My experience is that it will never be as good but I'll be happy to hear from
personal experience by how much. I'm guessing that you are talking HMPP or
something similar here.

Just moving stuff to the GPU entails very little overhead and gives you much
more control of the memory and communication handling. For stuff that needs
shared memory and/or textures for good performance, you usually need the direct
control anyway.

No experience with HMPP though, I should probably test run it at some point.

Personally I'd love to hear about specifics.

> > Also note that OpenCL gives you functional portability but not performance
> > portability. You will not write the same OpenCL code for NVidia, ATI, CPUs etc.
> > The vectorization should be all different (NVidia discourage vectorization, ATI
> > require vectorization, SSE requires different vectorization), the memory model
> > is different, the size of the work groups should be different, etc.
> >   
> Please look at HMPP and see if it may solve this..

Will do

[... snip again ...]

> >
> > The issue is not only computation complexity but also regular memory accesses.
> > Random memory accesses on the GPU can seriously kill you performance.
> >   
> I think I mentioned memory accesses.. Are you talking about page faults 
> or what specifically?  (My perspective is skewed and I may be using a 
> different term.) 

No, just random memory accesses, think lookup tables. LUTs are horrible
performance wise on the GPU. If you can't get coalescing working for you, you
can get a factor of 8 IIRC performance hit.

[... snip once more ...]

> >
> > You don't have page faulting on the GPU, GPUs don't have virtual memory. If you
> > don't have enough memory the allocation will just fail.
> >   
> Whatever you want to label it at a hardware level nvidia cards *do* have 
> vram and the drivers *can* swap to system memory.  They use two things 
> to deal with this a) hw based page fault mechanism and b) dma copying to 
> reduce cpu overhead.  If you try to allocate more that's available on 
> the card yes it will probably just fail.  (We are working on the 
> drivers)  My point was about what happens between the context switches 
> of kernels.

I'm not aware of intentional swapping done by nvidia. I've had issues with
kernels dying due to lack of memory on my laptop which could have been solved
had there been swapping. And I'm talking memory allocated from different
processes, where for each process it does fit in memory.

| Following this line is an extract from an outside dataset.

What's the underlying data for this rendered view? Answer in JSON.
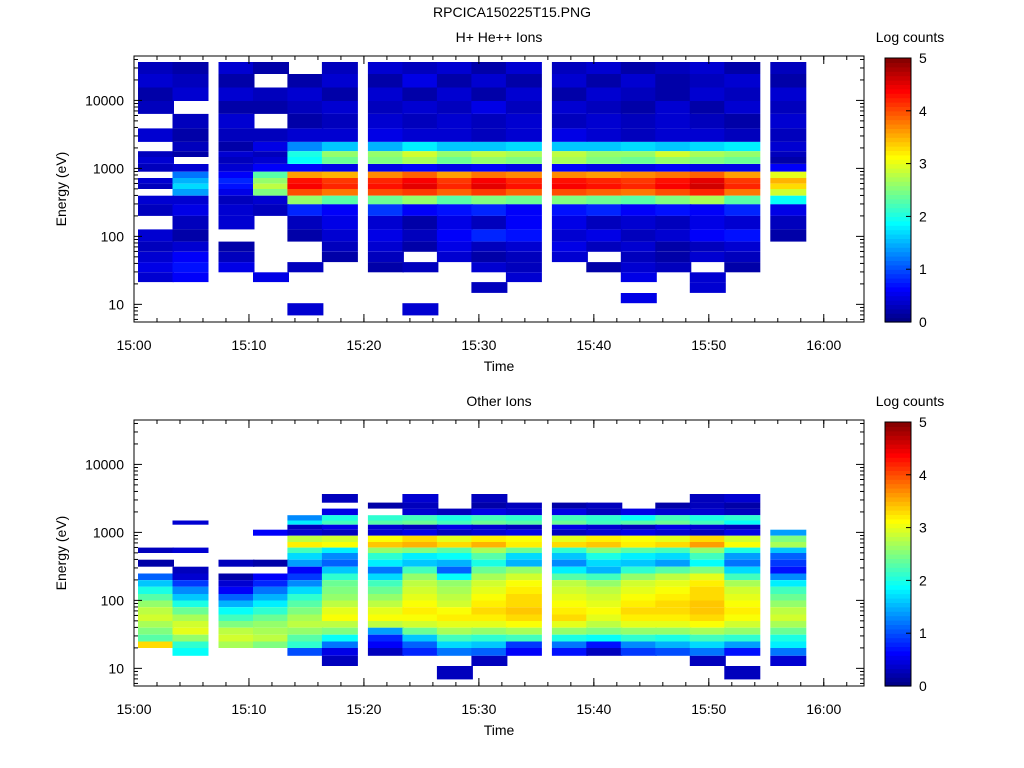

There is an issue with window vista/7 vs. xp where windows vista/7 decided to
manage the GPU memory as virtual memory, but again, I'm not sure about actual
swapping. I need to get updated on the exact details as I didn't test drive win
7 too much.

I probably should ask one of the devtecs at NVidia what is done at the driver
level. Pitty I didn't see this thread last week as there were a few of them
around for a visit :(

[ ...]

> >
> > My personal experience though is that it's much harder to use such optimization
> > on the CPU than on the GPU for most problems.
> >   
> CUDA/OpenCL and friends implicitly identify which areas can be 
> vectorized and then explicitly offload them.  You are comparing 
> apple/oranges here..
> 
> 

Cuda/OpenCL do it explicitly actually. You have things like auto vectorization
by the intel compiler but it's very limited in recognizing vectorization code.
For anything big you need to vectorized manually. If you look at the OpenCL
tutorials from ATI they tell you that you need to use float4 if you want the
CPU code to vectorize using sse, it's not done implicitly.